The school in partnership with Adra uses the Community-based school feeding programme that uses three gardens among community members.
Phionah Nakateete, a lecturer at Kyambogo University stresses the role of psychosocial support when schools re-open. During a sports outreach camp organised by the Tartan Burner Athletics Club (TBAC) in partnership with the US Embassy in Uganda, she noted that there were major challenges to deal with such as teenage pregnancy and a number of children that have entered the puberty stage with no one to confide in.
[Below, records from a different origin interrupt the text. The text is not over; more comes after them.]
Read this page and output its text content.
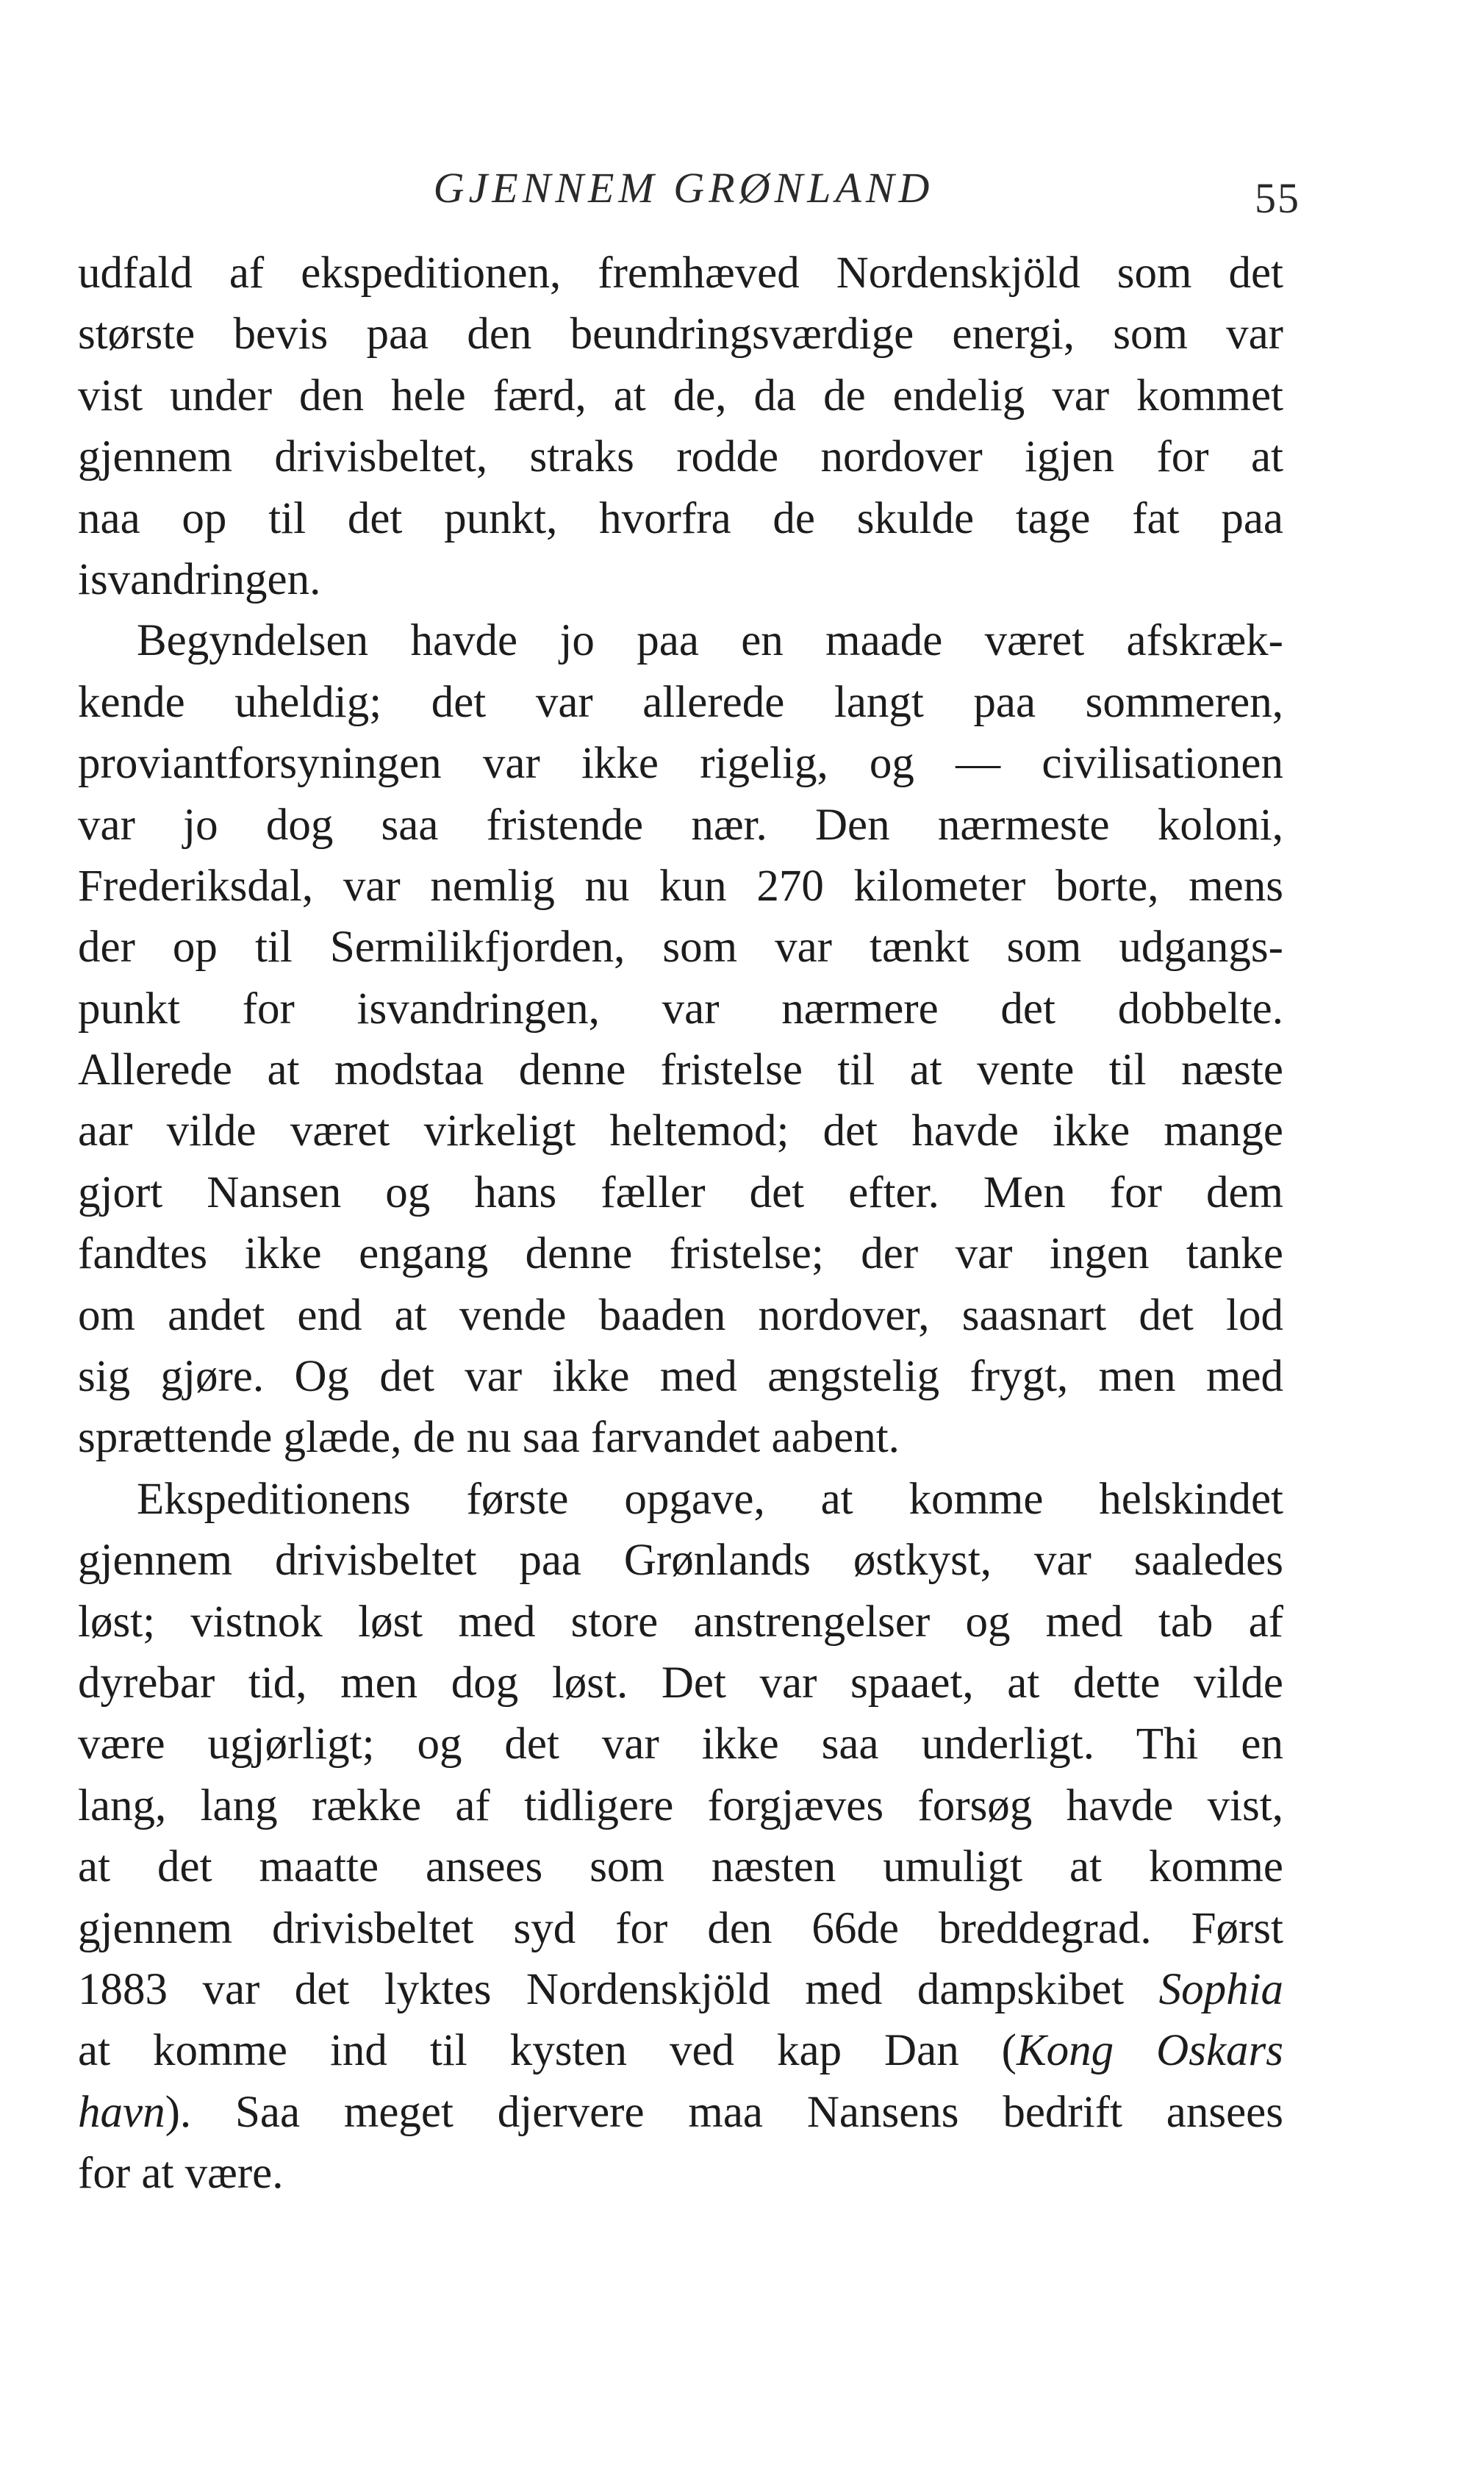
GJENNEM GRØNLAND	55
udfald af ekspeditionen, fremhæved Nordenskjöld som det
største bevis paa den beundringsværdige energi, som var
vist under den hele færd, at de, da de endelig var kommet
gjennem drivisbeltet, straks rodde nordover igjen for at
naa op til det punkt, hvorfra de skulde tage fat paa
isvandringen.
Begyndelsen havde jo paa en maade været afskræk-
kende uheldig; det var allerede langt paa sommeren,
proviantforsyningen var ikke rigelig, og — civilisationen
var jo dog saa fristende nær. Den nærmeste koloni,
Frederiksdal, var nemlig nu kun 270 kilometer borte, mens
der op til Sermilikfjorden, som var tænkt som udgangs-
punkt for isvandringen, var nærmere det dobbelte.
Allerede at modstaa denne fristelse til at vente til næste
aar vilde været virkeligt heltemod; det havde ikke mange
gjort Nansen og hans fæller det efter. Men for dem
fandtes ikke engang denne fristelse; der var ingen tanke
om andet end at vende baaden nordover, saasnart det lod
sig gjøre. Og det var ikke med ængstelig frygt, men med
sprættende glæde, de nu saa farvandet aabent.
Ekspeditionens første opgave, at komme helskindet
gjennem drivisbeltet paa Grønlands østkyst, var saaledes
løst; vistnok løst med store anstrengelser og med tab af
dyrebar tid, men dog løst. Det var spaaet, at dette vilde
være ugjørligt; og det var ikke saa underligt. Thi en
lang, lang række af tidligere forgjæves forsøg havde vist,
at det maatte ansees som næsten umuligt at komme
gjennem drivisbeltet syd for den 66de breddegrad. Først
1883 var det lyktes Nordenskjöld med dampskibet Sophia
at komme ind til kysten ved kap Dan (Kong Oskars
havn). Saa meget djervere maa Nansens bedrift ansees
for at være.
“In the face of a changing and challenging world, there is a need to ensure continued education, in a safe environment. Sports is one of the avenues that can be used to address their anxieties,” Nakateete says.
During one of the camps in Fort Portal City, Kabarole District, Promise Ritah Komuhindo, a Senior Four student shared that she was concerned with her changing physical appearance saying she is battling to live with the fact that she is now 18 and still in O-Level. “I sometimes cry because I am getting older. My breasts and hips are becoming bigger and it is worrying that I am still in the same class,” Komuhindo said.
Nakateete stresses that school closures come with mental health challenges and without guidance, it could have irreversible effects.
The Uganda National Examinations Board has already addressed the challenge of children that got pregnant during the lockdown by allowing them to sit for their final examinations. But how do schools support those children? Ataro says the role of senior women in schools needs to be reactivated.
Evelyn Kabakama, the deputy head teacher Nyakasura Junior School in Fort Portal City says even though the future is unpredictable, continuing with classes is important for the school system.
“The children in school today are the future epidemiologists, nurses and doctors, and teachers among other professions. What we need is an educated citizenry,” Kabakama says.